Grenzen in de zorg: de huisarts en de apotheker

Gepubliceerd
10 september 2007

De Nederlandse huisarts moet geen enkele artsenbezoeker meer ontvangen. Een opmerkelijk standpunt van een opmerkelijk tweetal: huisarts Lex Goudswaard van het NHG en apotheker Fred de Koning van Kring-apotheken Nederland. Op het jubileumcongres van het Geneesmiddelenbulletin eind vorig jaar stonden zij gebroederlijk naast elkaar. In hun duopresentatie bepleitten zij dat hun vakgenoten gezamenlijk tegenwicht gaan bieden aan het commerciële offensief van farmaceutische bedrijven. Want het is hun een doorn in het oog dat de industrie erin slaagt richtlijnen, standaarden en nascholingen te beïnvloeden. ‘De basis van het weerwerk’, licht Goudswaard een paar maanden later in een interview toe, ‘kan liggen in het farmacotherapeutisch overleg.’ In Houten, waar hij praktiseert als huisarts, worden artsenbezoekers al jaren verwezen naar de apotheker ter plaatse. Die verzamelt de informatie en doet daar in het fto verslag van, voorzien van kritisch commentaar. ‘Een heel goede methode’, vindt ook De Koning, die voor het gesprek is aangeschoven op Goudswaards kamer in de nieuwe Domus Medica. ‘In Tilburg worden artsenbezoekers ook steeds minder door dokters ontvangen, maar wel eens per week door de apothekers. Daar mogen ze hun verhaal doen; dat wordt gewikt en gewogen. De specialist die bij het middel betrokken is, discussieert ook vaak mee. Vervolgens wordt beoordeeld of er plaats is voor dat middel in het regionale Formularium.’

Objectieve informatie

Goudswaard: ‘Uit onderzoek blijkt dat het ontvangen van artsenbezoekers leidt tot ongewenst voorschrijfgedrag dat niet conform de richtlijnen is, duurder is en niet altijd beter voor de patiënt. Dat is de reden waarom wij het advies durven geven aan onze leden om individueel geen artsenbezoekers meer te ontvangen. Je moet dan wel alternatieven bedenken, zodat de industrie toch haar informatie kwijt kan. Bijvoorbeeld door te zeggen: “Ga maar naar de apotheker, doe daar je verhaal maar.” Dat vindt de industrie natuurlijk niet leuk, maar we zijn er niet om haar te plezieren.’ De Koning knikt. Ook voor de patiënt kan deze manier van werken beter zijn, meent hij. Een zwangere vrouw die twijfelt of ze wel of niet moet stoppen met haar antidepressivum, geeft hij graag een objectief advies. ‘De fabrikant kan er belang bij hebben te zeggen dat voortzetting van het gebruik onschadelijk is, maar ik heb dat belang niet. Ik vind het essentieel om zoiets heel goed uit te zoeken. Ik denk ook dat de literatuur voor mij makkelijker toegankelijk is dan voor een huisarts met een overvol spreekuur.’ Goudswaard beaamt dat. ‘Al kan ook niet iedere apotheker dat.’

Doen wat de arts zegt

Daarmee komt het gesprek op de knelpunten tussen huisartsen en apothekers, want het is natuurlijk niet altijd koek en ei tussen de twee beroepsgroepen. ‘Er hóéft helemaal geen frictie te zijn’, zegt Goudswaard.

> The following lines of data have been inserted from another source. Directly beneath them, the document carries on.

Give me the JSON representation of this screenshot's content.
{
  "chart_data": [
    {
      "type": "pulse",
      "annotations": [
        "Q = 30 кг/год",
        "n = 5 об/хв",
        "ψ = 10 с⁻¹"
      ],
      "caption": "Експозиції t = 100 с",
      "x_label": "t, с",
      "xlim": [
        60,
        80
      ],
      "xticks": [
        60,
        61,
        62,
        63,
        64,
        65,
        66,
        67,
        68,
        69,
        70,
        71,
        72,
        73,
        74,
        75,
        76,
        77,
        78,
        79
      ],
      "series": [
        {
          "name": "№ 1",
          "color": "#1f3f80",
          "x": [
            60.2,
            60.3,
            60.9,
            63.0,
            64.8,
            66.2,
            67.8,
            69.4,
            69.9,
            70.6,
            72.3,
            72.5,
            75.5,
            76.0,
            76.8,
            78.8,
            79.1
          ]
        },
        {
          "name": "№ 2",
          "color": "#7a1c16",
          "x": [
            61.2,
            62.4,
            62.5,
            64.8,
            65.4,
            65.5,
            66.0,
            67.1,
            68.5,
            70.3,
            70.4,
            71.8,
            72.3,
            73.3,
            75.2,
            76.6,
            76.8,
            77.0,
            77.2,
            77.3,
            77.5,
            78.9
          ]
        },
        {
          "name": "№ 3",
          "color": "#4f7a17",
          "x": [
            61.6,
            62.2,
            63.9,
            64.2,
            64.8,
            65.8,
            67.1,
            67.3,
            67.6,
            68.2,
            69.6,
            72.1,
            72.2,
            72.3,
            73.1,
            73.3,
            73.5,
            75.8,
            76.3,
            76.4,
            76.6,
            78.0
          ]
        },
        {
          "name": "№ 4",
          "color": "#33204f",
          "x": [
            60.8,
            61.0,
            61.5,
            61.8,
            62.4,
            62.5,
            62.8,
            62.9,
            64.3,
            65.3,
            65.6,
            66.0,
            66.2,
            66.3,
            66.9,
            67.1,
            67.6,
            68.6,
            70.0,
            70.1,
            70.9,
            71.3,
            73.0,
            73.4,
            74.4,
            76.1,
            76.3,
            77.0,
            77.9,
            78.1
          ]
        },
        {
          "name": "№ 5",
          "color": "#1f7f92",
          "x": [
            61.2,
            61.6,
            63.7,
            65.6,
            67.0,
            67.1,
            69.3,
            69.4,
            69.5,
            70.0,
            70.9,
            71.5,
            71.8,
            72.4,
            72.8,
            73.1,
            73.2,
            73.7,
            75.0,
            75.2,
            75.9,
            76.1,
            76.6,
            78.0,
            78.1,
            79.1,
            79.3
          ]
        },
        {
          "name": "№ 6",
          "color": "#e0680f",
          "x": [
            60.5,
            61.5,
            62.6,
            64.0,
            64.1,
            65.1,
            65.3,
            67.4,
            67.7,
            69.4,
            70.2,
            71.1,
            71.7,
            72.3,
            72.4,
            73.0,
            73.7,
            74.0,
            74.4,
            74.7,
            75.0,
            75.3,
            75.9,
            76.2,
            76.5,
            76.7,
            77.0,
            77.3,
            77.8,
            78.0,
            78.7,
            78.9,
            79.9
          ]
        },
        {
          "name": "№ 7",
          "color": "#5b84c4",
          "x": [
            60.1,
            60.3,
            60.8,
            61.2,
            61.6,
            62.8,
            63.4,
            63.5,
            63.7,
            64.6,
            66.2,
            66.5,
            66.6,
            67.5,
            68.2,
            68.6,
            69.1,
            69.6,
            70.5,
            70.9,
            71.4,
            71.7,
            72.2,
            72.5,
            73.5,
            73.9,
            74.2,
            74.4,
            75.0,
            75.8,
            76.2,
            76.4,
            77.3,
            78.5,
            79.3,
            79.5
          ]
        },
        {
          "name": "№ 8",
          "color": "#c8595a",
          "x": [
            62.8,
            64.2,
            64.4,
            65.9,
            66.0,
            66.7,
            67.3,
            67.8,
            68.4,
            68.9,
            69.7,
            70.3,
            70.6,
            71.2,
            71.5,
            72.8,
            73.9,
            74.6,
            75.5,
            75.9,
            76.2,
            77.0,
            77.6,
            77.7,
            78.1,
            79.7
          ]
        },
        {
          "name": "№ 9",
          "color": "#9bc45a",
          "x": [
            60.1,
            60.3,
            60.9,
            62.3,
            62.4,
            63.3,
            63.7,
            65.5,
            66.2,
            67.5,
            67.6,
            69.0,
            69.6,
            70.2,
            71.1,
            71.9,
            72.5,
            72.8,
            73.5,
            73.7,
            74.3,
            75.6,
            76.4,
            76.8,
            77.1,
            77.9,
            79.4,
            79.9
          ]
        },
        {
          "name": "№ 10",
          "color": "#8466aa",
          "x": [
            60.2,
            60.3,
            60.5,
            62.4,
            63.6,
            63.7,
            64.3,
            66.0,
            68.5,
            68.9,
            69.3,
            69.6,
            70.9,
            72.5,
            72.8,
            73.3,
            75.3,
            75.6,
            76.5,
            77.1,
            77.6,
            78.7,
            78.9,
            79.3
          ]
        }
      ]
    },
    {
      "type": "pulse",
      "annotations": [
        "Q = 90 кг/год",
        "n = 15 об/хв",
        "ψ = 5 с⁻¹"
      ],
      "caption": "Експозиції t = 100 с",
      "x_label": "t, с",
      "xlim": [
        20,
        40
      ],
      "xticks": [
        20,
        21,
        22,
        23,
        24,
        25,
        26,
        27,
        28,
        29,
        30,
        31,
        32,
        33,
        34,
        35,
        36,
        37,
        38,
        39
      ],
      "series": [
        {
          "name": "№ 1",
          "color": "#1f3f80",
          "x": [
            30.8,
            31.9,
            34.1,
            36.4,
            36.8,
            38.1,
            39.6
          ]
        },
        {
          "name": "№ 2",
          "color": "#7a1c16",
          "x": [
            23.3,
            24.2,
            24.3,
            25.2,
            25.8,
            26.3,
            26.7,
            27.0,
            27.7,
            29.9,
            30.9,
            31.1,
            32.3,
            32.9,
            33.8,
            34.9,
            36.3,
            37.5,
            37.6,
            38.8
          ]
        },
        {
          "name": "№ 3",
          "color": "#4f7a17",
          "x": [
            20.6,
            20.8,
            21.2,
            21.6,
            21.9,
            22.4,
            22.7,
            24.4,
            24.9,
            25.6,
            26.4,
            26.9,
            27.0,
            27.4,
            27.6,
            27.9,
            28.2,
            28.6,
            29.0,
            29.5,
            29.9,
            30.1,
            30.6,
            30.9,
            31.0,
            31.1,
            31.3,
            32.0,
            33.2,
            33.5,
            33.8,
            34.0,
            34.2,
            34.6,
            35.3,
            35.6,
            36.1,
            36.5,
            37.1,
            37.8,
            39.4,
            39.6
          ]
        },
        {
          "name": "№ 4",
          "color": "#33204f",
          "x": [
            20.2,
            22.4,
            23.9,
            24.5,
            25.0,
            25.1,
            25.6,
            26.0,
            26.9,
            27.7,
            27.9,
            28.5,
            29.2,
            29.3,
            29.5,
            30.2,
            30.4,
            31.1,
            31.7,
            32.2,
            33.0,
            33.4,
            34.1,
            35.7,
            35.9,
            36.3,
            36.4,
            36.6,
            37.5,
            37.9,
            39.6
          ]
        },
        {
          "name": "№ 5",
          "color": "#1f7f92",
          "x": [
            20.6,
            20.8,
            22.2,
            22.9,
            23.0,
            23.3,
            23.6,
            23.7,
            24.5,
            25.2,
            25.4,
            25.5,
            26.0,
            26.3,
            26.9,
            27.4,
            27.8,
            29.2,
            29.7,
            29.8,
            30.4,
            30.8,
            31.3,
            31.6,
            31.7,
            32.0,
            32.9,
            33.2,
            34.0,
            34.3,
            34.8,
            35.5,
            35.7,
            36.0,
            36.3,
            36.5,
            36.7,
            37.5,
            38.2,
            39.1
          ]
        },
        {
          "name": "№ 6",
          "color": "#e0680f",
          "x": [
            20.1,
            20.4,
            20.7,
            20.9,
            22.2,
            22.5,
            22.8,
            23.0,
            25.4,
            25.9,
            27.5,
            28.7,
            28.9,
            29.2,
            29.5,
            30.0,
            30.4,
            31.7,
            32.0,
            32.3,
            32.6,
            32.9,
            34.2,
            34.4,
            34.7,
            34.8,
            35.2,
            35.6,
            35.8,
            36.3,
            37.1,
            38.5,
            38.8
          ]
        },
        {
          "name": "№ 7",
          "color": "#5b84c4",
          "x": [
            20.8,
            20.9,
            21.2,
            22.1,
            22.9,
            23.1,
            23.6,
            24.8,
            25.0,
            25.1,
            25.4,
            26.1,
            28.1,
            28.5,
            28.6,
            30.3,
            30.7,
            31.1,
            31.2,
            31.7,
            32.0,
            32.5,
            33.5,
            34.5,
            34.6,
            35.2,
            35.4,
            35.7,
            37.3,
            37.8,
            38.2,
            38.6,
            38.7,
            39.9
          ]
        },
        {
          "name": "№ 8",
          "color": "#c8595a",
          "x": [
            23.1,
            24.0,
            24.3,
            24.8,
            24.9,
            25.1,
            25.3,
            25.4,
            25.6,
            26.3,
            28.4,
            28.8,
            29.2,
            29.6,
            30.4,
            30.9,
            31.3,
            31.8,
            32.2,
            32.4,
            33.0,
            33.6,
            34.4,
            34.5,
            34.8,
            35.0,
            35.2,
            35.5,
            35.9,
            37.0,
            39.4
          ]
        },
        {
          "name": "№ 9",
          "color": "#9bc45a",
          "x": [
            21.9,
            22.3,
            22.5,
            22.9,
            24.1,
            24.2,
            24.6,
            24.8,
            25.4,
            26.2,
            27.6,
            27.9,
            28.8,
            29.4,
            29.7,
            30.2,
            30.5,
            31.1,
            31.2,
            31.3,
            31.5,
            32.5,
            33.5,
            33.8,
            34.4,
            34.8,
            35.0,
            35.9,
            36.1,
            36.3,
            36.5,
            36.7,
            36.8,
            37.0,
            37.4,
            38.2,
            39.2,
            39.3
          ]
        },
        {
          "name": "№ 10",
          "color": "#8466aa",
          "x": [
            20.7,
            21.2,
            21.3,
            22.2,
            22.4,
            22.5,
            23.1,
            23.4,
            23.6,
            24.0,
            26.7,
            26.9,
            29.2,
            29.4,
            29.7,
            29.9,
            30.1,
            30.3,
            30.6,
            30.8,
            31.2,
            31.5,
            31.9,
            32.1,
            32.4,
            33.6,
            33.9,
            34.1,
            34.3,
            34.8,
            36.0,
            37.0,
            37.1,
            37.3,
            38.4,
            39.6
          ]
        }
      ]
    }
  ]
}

Het NHG-Standpunt Farmacotherapiebeleid in de huisartsenzorg stelt immers dat er ‘goede samenwerkingsafspraken dienen te zijn tussen huisarts en apotheker over hun taken en verantwoordelijkheden voor verantwoorde zorgverlening’. ‘Dus wie als huisarts geen goede afspraken heeft met de apotheker, doet iets niet goed.’ ‘Klopt’, zegt De Koning, ‘maar in de praktijk gaat het wel eens moeizamer.’ Hij wijt dit aan ‘angst voor het onbekende’ van de huisarts en aan een gebrek aan vertrouwen in de apotheker. ‘Neem polyfarmaciepatiënten. Ik heb als apotheker het overzicht over het totale geneesmiddelengebruik, terwijl specialisten van elkaar niet eens weten wat ze allemaal voorschrijven. Dus ik kijk naar het hele profiel van zo’n patiënt, die soms wel vijftien verschillende medicijnen gebruikt. Ik zie dan wel eens dat er sprake is van ondoelmatig gebruik, of van een niet-adequate behandeling. Als ik me daarmee tot de huisarts wend, is de eerste reactie – en nu generaliseer ik enorm – heel afhoudend en afstandelijk. Maar als ik daar doorheen kan komen en ik echt iets kan betekenen voor zo’n patiënt, dan krijg ik daarna vaak veel vragen om dingen uit te zoeken. Dan heb ik het vertrouwen gewonnen.’ De Koning wil niet klagen, zegt hij. ‘Ik ben nu dertig jaar apotheker. Toen ik begon, mocht ik niet met patiënten praten en mocht ik geen handverkoop in mijn apotheek hebben. Ik mocht alleen afleveren wat de huisarts goed dunkte en slechts op dosis controleren. Inmiddels is er veel ten goede veranderd, al kan het nog beter.’ De samenwerking en het onderlinge vertrouwen kunnen bijvoorbeeld nog worden verbeterd, zegt hij, evenals de afspraken die gemaakt worden in fto’s, formularia en nascholingen.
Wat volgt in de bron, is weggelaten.